Diff-TTS: A Denoising Diffusion Model for Text-to-Speech
This work addresses the need for more natural and efficient TTS systems, which is incremental as it applies diffusion models to a known domain.
The authors tackled the problem of improving naturalness and efficiency in neural text-to-speech (TTS) by proposing Diff-TTS, a non-autoregressive model using a denoising diffusion framework, which achieved highly natural speech synthesis and generated 28 times faster than real-time on a single GPU.

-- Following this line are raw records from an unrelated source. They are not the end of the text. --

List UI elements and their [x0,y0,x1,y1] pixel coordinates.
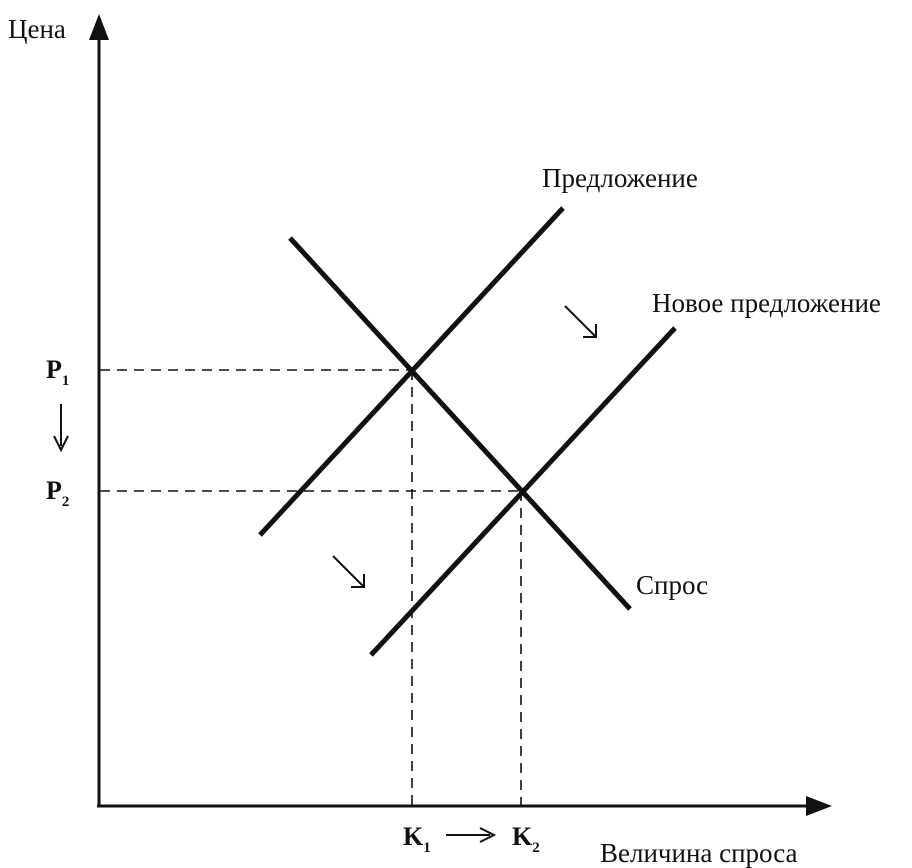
y-axis-arrow-icon [89,14,109,40]
p1-label: P1 [46,355,69,389]
p2-label: P2 [46,476,69,510]
x-axis-arrow-icon [806,796,832,816]
k2-label: K2 [512,822,540,856]
arrow-down-icon [53,404,69,453]
x-axis-title: Величина спроса [600,838,798,868]
demand-curve [288,236,632,611]
new-supply-label: Новое предложение [652,288,881,318]
curves [258,206,677,657]
k1-label: K1 [403,822,431,856]
arrow-down-right-icon [564,305,597,338]
axes [89,14,832,816]
guide-lines [100,369,522,806]
shift-arrows [53,305,597,843]
arrow-down-right-icon [332,555,365,588]
arrow-right-icon [446,827,497,843]
supply-label: Предложение [542,163,698,193]
y-axis-title: Цена [8,14,66,44]
demand-label: Спрос [636,570,708,600]
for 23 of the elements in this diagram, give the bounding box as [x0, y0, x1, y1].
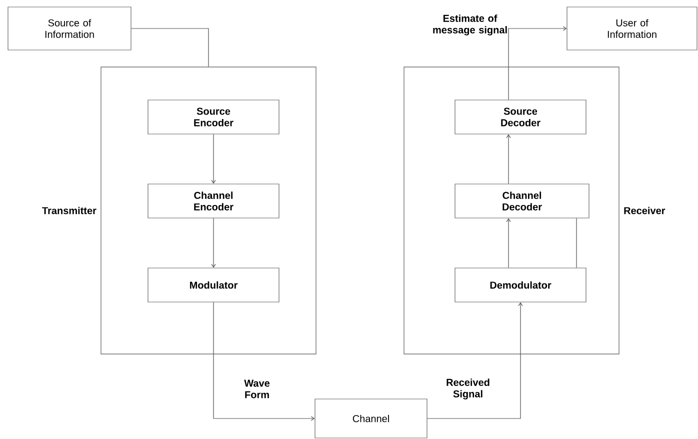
process-box: Source Encoder [148, 100, 280, 134]
arrow [508, 26, 567, 100]
edge-label: Received Signal [446, 378, 490, 400]
arrow [506, 218, 511, 268]
arrow [427, 302, 523, 419]
block-frame [404, 66, 620, 354]
process-box: User of Information [566, 6, 698, 50]
process-box: Channel [314, 398, 428, 438]
arrow [211, 134, 216, 184]
process-box: Source of Information [8, 6, 132, 50]
edge-label: Estimate of message signal [433, 14, 507, 36]
block-frame [100, 66, 316, 354]
process-box: Source Decoder [454, 100, 586, 134]
arrow [213, 302, 315, 421]
process-box: Channel Encoder [148, 184, 280, 218]
process-box: Modulator [148, 268, 280, 302]
arrow [506, 134, 511, 184]
process-box: Channel Decoder [454, 184, 590, 218]
process-box: Demodulator [454, 268, 586, 302]
frame-label: Transmitter [42, 206, 96, 214]
frame-label: Receiver [624, 206, 666, 214]
arrow [211, 218, 216, 268]
edge-label: Wave Form [244, 380, 270, 398]
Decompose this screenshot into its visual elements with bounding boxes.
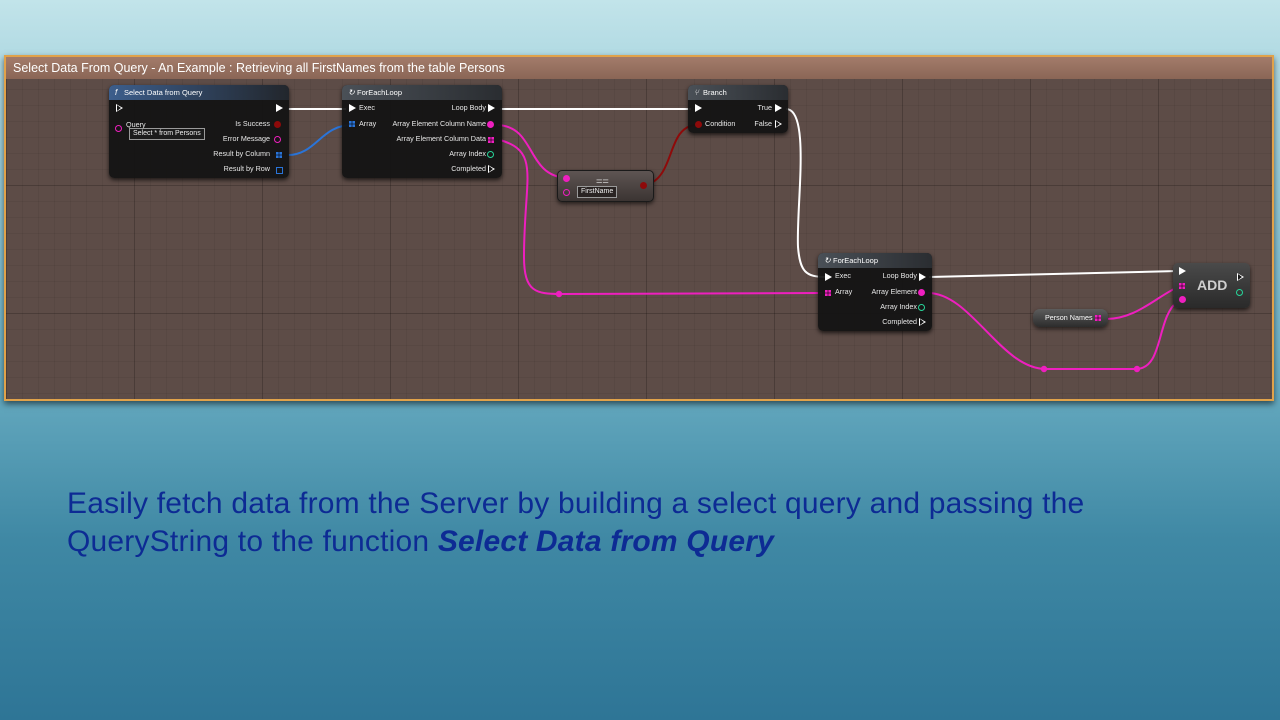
reroute-knot-3 xyxy=(1133,365,1141,373)
foreach1-header: ↻ForEachLoop xyxy=(342,85,502,100)
comment-title: Select Data From Query - An Example : Re… xyxy=(6,57,1272,79)
foreach2-element-label: Array Element xyxy=(871,287,917,296)
foreach1-array-index-label: Array Index xyxy=(449,149,486,158)
branch-false-pin[interactable] xyxy=(775,120,782,128)
branch-title: Branch xyxy=(703,88,727,97)
foreach1-title: ForEachLoop xyxy=(357,88,403,97)
select-query-header: f Select Data from Query xyxy=(109,85,289,100)
result-by-column-pin[interactable] xyxy=(276,152,282,158)
select-query-title: Select Data from Query xyxy=(124,88,203,97)
foreach1-element-name-label: Array Element Column Name xyxy=(392,119,486,128)
person-names-pin[interactable] xyxy=(1095,315,1101,321)
add-exec-out-pin[interactable] xyxy=(1237,273,1244,281)
branch-condition-pin[interactable] xyxy=(695,121,702,128)
is-success-label: Is Success xyxy=(235,119,270,128)
foreach2-completed-pin[interactable] xyxy=(919,318,926,326)
add-exec-in-pin[interactable] xyxy=(1179,267,1186,275)
result-by-column-label: Result by Column xyxy=(213,149,270,158)
branch-header: ⑂ Branch xyxy=(688,85,788,100)
foreach1-exec-label: Exec xyxy=(359,103,375,112)
foreach1-element-name-pin[interactable] xyxy=(487,121,494,128)
query-input[interactable]: Select * from Persons xyxy=(129,128,205,140)
result-by-row-label: Result by Row xyxy=(223,164,270,173)
foreach2-array-index-pin[interactable] xyxy=(918,304,925,311)
branch-condition-label: Condition xyxy=(705,119,736,128)
foreach2-loop-body-pin[interactable] xyxy=(919,273,926,281)
string-wire-personnames-to-add xyxy=(1105,286,1179,320)
equal-input-b-pin[interactable] xyxy=(563,189,570,196)
select-data-from-query-node[interactable]: f Select Data from Query Query Select * f… xyxy=(109,85,289,178)
query-label: Query xyxy=(126,120,146,129)
loop-icon: ↻ xyxy=(348,88,355,97)
equal-symbol: == xyxy=(596,176,609,188)
string-wire-element-to-add xyxy=(927,292,1179,370)
reroute-knot-1 xyxy=(555,290,563,298)
add-target-array-pin[interactable] xyxy=(1179,283,1185,289)
exec-wire-foreach2-to-add xyxy=(928,270,1179,278)
is-success-pin[interactable] xyxy=(274,121,281,128)
loop-icon-2: ↻ xyxy=(824,256,831,265)
query-pin[interactable] xyxy=(115,125,122,132)
foreach1-completed-pin[interactable] xyxy=(488,165,495,173)
error-message-label: Error Message xyxy=(222,134,270,143)
foreach2-array-pin[interactable] xyxy=(825,290,831,296)
foreach2-array-label: Array xyxy=(835,287,853,296)
foreach2-completed-label: Completed xyxy=(882,317,917,326)
foreach1-element-data-pin[interactable] xyxy=(488,137,494,143)
foreach2-exec-label: Exec xyxy=(835,271,851,280)
comment-box[interactable]: Select Data From Query - An Example : Re… xyxy=(4,55,1274,401)
result-by-row-pin[interactable] xyxy=(276,167,283,174)
bool-wire-equal-to-branch xyxy=(645,124,697,186)
caption-emphasis: Select Data from Query xyxy=(437,525,774,558)
reroute-knot-2 xyxy=(1040,365,1048,373)
equal-string-node[interactable]: == FirstName xyxy=(557,170,654,202)
foreach1-loop-body-pin[interactable] xyxy=(488,104,495,112)
string-wire-data-to-foreach2 xyxy=(499,139,823,296)
branch-node[interactable]: ⑂ Branch Condition True False xyxy=(688,85,788,133)
foreach1-loop-body-label: Loop Body xyxy=(451,103,486,112)
foreach1-exec-in-pin[interactable] xyxy=(349,104,356,112)
foreach1-array-index-pin[interactable] xyxy=(487,151,494,158)
branch-icon: ⑂ xyxy=(694,88,699,97)
foreach2-exec-in-pin[interactable] xyxy=(825,273,832,281)
function-icon: f xyxy=(115,88,118,97)
foreach2-loop-body-label: Loop Body xyxy=(882,271,917,280)
wire-layer xyxy=(287,108,1179,373)
caption-text: Easily fetch data from the Server by bui… xyxy=(67,487,1085,558)
string-wire-name-to-equal xyxy=(497,124,567,179)
branch-true-pin[interactable] xyxy=(775,104,782,112)
foreach-loop-node-2[interactable]: ↻ForEachLoop Exec Array Loop Body Array … xyxy=(818,253,932,331)
caption: Easily fetch data from the Server by bui… xyxy=(67,485,1187,561)
foreach1-element-data-label: Array Element Column Data xyxy=(396,134,486,143)
person-names-variable[interactable]: Person Names xyxy=(1033,309,1108,327)
person-names-label: Person Names xyxy=(1045,313,1093,322)
foreach1-array-label: Array xyxy=(359,119,377,128)
equal-input-a-pin[interactable] xyxy=(563,175,570,182)
equal-output-pin[interactable] xyxy=(640,182,647,189)
branch-true-label: True xyxy=(757,103,772,112)
branch-false-label: False xyxy=(754,119,772,128)
branch-exec-in-pin[interactable] xyxy=(695,104,702,112)
error-message-pin[interactable] xyxy=(274,136,281,143)
foreach2-element-pin[interactable] xyxy=(918,289,925,296)
firstname-input[interactable]: FirstName xyxy=(577,186,618,198)
add-new-item-pin[interactable] xyxy=(1179,296,1186,303)
add-label: ADD xyxy=(1197,277,1228,293)
foreach2-array-index-label: Array Index xyxy=(880,302,917,311)
exec-out-pin[interactable] xyxy=(276,104,283,112)
array-add-node[interactable]: ADD xyxy=(1173,263,1250,308)
exec-in-pin[interactable] xyxy=(116,104,123,112)
add-index-out-pin[interactable] xyxy=(1236,289,1243,296)
foreach2-header: ↻ForEachLoop xyxy=(818,253,932,268)
foreach1-array-pin[interactable] xyxy=(349,121,355,127)
exec-wire-true-to-foreach2 xyxy=(785,108,827,278)
foreach-loop-node-1[interactable]: ↻ForEachLoop Exec Array Loop Body Array … xyxy=(342,85,502,178)
foreach2-title: ForEachLoop xyxy=(833,256,879,265)
foreach1-completed-label: Completed xyxy=(451,164,486,173)
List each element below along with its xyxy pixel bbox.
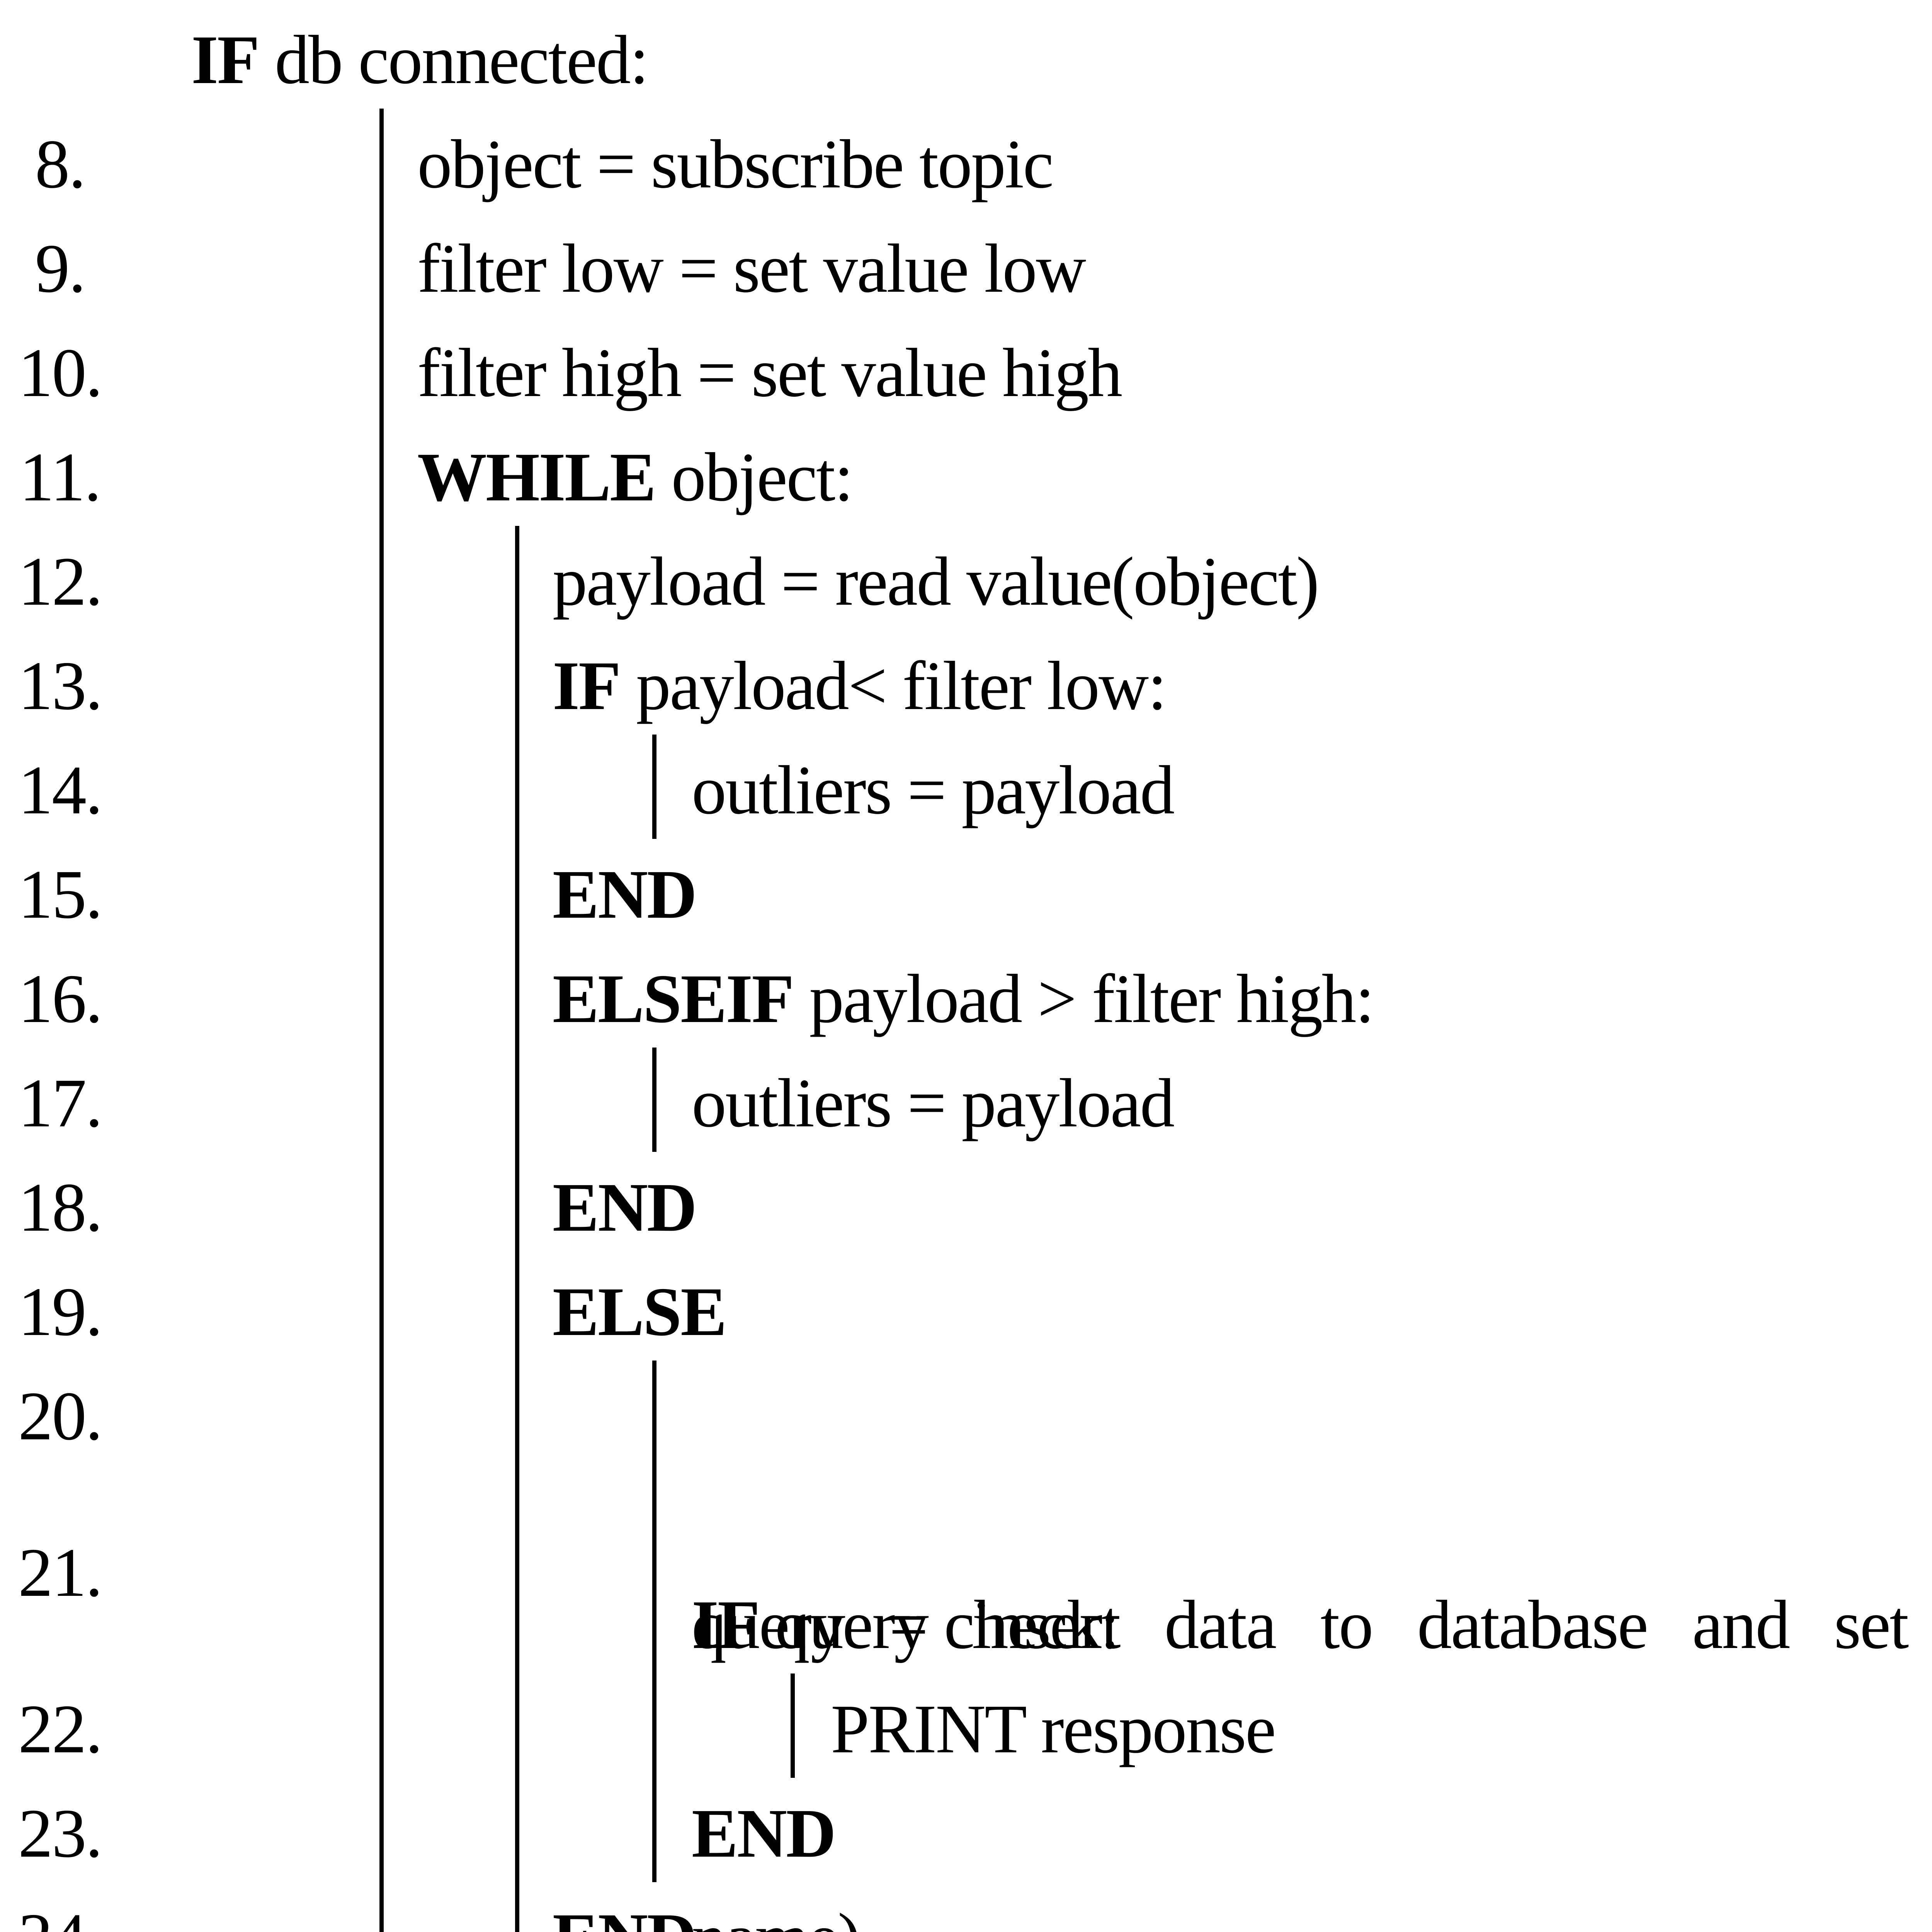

Although neural text-to-speech (TTS) models have attracted a lot of attention and succeeded in generating human-like speech, there is still room for improvements to its naturalness and architectural efficiency. In this work, we propose a novel non-autoregressive TTS model, namely Diff-TTS, which achieves highly natural and efficient speech synthesis. Given the text, Diff-TTS exploits a denoising diffusion framework to transform the noise signal into a mel-spectrogram via diffusion time steps. In order to learn the mel-spectrogram distribution conditioned on the text, we present a likelihood-based optimization method for TTS. Furthermore, to boost up the inference speed, we leverage the accelerated sampling method that allows Diff-TTS to generate raw waveforms much faster without significantly degrading perceptual quality. Through experiments, we verified that Diff-TTS generates 28 times faster than the real-time with a single NVIDIA 2080Ti GPU.